Diese Auferstehung aus dem Materiellen, dem weltlichen Sarg, will Ich bezwecken mit all Meinen Worten, wie Ich einst mit Meinen Worten, Gleichnissen und Wundertaten ebenfalls die damalige Welt erwecken und sie vor geistiger Verwesung bewahren wollte.


Aufgabe der Nachfolger Jesu

In jener Zeit waren die Propheten, Meine Jünger und sonstige Gläubige die Leidtragenden; heutzutage seid ihr es, denen Ich das Wort des Heils und des ewigen Lebens gegeben habe, damit auch ihr so viel als möglich zu dem großen Rettungswerk Meines Heilplans beitragen mögt.
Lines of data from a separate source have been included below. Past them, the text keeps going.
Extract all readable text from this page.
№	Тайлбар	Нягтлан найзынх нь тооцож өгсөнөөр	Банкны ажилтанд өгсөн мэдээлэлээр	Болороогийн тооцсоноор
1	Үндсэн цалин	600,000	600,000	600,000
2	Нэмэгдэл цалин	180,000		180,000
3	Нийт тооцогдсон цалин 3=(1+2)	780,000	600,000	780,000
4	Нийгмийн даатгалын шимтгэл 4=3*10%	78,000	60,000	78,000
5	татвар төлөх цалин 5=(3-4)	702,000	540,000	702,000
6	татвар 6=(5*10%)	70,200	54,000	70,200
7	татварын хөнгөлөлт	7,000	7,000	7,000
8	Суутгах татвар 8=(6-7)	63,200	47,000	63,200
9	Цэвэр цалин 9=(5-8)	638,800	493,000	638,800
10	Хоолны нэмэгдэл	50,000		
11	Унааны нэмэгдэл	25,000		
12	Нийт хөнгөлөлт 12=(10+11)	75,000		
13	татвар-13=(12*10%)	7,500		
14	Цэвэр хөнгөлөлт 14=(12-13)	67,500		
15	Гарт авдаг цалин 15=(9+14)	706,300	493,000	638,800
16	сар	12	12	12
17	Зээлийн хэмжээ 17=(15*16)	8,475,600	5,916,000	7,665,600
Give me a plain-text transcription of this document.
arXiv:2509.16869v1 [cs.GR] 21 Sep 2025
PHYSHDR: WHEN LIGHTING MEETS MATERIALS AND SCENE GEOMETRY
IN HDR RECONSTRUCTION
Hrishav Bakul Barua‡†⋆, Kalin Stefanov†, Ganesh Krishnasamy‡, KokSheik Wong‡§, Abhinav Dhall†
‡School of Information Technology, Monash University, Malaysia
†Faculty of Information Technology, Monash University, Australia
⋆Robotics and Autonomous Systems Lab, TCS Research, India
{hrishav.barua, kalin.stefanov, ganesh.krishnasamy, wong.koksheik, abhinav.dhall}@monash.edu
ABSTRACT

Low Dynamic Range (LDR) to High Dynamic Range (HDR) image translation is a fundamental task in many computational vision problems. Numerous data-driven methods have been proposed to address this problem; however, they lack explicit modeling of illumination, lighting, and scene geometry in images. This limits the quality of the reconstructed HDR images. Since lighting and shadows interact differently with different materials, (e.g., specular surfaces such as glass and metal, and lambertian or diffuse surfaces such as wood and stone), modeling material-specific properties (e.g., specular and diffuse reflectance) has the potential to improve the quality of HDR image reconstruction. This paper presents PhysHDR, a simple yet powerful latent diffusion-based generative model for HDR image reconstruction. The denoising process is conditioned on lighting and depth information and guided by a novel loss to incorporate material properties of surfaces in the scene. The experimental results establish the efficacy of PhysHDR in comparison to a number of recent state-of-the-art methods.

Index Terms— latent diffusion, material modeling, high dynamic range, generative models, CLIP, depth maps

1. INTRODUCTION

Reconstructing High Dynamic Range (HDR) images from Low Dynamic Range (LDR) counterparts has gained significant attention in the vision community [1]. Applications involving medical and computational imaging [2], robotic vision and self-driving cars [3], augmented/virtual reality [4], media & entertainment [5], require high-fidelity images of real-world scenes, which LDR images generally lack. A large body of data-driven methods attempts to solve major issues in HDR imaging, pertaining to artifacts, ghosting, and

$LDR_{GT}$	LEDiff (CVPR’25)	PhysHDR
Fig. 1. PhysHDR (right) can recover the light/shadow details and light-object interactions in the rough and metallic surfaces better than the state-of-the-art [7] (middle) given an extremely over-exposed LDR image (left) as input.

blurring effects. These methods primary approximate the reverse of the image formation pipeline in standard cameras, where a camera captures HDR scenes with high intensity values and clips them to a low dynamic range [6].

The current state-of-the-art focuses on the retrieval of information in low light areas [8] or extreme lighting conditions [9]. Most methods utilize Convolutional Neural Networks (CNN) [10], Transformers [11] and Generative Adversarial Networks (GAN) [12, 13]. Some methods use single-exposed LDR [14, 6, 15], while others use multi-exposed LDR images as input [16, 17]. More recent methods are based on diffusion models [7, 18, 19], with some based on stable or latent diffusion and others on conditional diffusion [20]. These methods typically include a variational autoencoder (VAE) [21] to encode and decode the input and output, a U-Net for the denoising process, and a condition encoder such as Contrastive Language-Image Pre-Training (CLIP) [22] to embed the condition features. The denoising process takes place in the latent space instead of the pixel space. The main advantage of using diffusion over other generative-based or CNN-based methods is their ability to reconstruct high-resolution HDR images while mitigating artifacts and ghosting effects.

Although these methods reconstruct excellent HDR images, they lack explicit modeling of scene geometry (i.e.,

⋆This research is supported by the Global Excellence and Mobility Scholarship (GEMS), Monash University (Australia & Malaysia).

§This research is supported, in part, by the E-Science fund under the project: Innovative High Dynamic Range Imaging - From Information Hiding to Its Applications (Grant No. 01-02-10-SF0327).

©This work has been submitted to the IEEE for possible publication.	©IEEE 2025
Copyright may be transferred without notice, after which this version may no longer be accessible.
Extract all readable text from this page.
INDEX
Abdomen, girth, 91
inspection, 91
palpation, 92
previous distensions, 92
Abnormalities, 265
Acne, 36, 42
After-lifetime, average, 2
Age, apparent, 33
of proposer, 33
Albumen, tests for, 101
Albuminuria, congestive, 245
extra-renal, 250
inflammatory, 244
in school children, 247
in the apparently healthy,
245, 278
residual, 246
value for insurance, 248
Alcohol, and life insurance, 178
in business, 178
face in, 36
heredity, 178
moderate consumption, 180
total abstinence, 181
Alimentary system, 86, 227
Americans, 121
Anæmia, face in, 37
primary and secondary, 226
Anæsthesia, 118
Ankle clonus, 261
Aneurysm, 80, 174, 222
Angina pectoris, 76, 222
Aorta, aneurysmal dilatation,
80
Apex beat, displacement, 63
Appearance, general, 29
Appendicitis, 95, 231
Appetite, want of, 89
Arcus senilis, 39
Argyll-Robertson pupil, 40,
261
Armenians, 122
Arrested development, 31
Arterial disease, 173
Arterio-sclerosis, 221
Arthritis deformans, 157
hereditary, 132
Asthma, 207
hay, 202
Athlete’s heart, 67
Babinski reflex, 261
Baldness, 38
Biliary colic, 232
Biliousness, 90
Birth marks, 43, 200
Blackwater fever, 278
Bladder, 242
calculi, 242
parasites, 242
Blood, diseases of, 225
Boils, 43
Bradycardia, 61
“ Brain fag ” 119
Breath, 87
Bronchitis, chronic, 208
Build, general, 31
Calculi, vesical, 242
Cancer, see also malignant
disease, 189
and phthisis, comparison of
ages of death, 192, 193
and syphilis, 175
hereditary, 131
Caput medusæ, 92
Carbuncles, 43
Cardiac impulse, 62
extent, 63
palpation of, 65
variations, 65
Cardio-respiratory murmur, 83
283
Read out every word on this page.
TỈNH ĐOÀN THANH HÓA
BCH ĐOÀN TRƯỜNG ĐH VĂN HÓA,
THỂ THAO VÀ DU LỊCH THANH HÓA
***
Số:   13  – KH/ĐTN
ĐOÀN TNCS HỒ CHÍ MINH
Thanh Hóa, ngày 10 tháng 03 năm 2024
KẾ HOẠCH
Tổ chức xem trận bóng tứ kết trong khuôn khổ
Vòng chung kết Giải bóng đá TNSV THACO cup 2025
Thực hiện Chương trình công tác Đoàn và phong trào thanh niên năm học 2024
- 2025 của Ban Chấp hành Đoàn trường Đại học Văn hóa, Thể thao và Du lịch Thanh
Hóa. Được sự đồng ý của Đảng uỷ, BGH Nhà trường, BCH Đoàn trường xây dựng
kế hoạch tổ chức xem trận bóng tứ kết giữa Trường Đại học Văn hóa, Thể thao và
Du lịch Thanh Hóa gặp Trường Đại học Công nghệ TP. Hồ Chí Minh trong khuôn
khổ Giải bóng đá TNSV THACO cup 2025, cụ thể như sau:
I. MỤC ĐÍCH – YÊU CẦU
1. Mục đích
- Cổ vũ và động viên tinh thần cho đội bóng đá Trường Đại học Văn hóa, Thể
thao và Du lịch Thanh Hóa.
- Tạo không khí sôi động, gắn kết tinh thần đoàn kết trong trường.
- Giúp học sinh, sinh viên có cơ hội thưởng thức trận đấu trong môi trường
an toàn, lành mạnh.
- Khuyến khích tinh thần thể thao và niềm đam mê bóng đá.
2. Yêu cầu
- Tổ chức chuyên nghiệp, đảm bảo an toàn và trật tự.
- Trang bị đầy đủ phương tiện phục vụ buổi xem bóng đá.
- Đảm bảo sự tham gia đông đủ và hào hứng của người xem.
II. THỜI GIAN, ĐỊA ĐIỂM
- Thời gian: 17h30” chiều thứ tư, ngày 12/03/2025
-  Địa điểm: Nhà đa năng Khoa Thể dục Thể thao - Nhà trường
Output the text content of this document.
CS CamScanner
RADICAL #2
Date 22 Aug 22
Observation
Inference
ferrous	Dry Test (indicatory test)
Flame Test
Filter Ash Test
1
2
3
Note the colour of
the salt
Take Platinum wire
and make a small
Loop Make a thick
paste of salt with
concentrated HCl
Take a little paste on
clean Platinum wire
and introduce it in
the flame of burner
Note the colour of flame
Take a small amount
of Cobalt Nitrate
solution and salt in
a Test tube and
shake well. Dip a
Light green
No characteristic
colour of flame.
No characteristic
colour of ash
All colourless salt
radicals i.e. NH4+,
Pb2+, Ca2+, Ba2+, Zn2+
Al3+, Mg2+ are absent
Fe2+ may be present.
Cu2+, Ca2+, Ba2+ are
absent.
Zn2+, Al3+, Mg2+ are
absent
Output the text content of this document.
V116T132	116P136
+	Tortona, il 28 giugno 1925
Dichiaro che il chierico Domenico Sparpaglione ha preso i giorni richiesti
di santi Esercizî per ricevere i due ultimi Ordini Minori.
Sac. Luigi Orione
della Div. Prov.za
Arbeitet in dieser Richtung zuerst in eurem eigenen Familienkreis, lasst dort keine Tote oder Verwesende aufkommen indem ihr den Samen des Lebens aussät, den dann Mein geistiger Wind, wie die Herbststürme den materiellen Samen auf zu befruchtende Felder, in die durch Leiden und Unglücksfälle zubereitete Herzen führen wird, damit auch dort das Auferstehungsfest sich wiederhole, bis vom ganzen leblosen Leib der Menschheit nichts als der Sarg, die Welt selbst, übrig geblieben ist, die sich dann durch den Einfluss der vergeistigten Menschheit ebenfalls vergeistigen muss, und so das einstige Paradies wieder erstehe, wo der Mensch als geistiges Geschöpf Meiner Schöpferhand entstiegen, auch wieder ein Herr über alle Kreatur wie über die Elemente sein wird. Amen.